1992: AT&T, General Magic, and other companies are hot on the idea of wireless tablet-like computers (sound familiar?). Futurist Paul Saffo is quoted by the New York Times: “the PC is dead.”

1994: Oracle’s Larry Ellison says that in the age of the Internet, the PC has become obsolete and will soon be replaced by a $400 box he calls the Network Computer. ($400 Internet devices did indeed become wildly popular eventually–they just happened to be PCs.)

1999: IBM CEO Lou Gerstner declares the PC era to have ended. (Which doesn’t stop IBM from continuing to sell PCs for another six years.)

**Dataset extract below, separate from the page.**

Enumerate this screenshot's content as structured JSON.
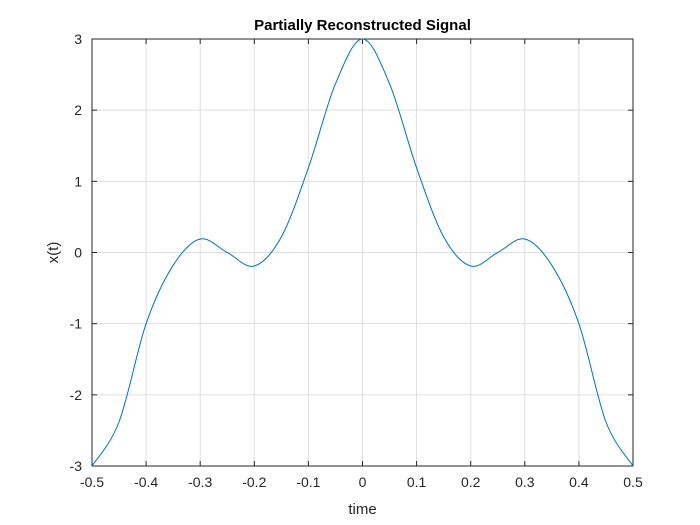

2001: Scott McNealy, cofounder of Sun MicroSystems, says that a lot of consumers and businesses are realizing they don’t need PCs on their desks and are replacing them with simpler information appliances. (He also calls the PC a “hairball.”)

2005: The CEO of Texas Instruments, Rich Templeton, declares that…repeat after me…the PC era is over.

2005: ABC tech columnist Michael Malone informs us that the PC is dead.

2010: Steve Jobs unveils the first iPad. The New Republic’s Nicholas Carr says that with this news, the PC has “officially” died.

When George Burns was well into his 90s, he used to joke that he could smoke as many cigars as he wanted without fear of catching flack from his doctor–because his doctor was dead. I have the feeling that the PC, like George, is going to outlive most of its critics.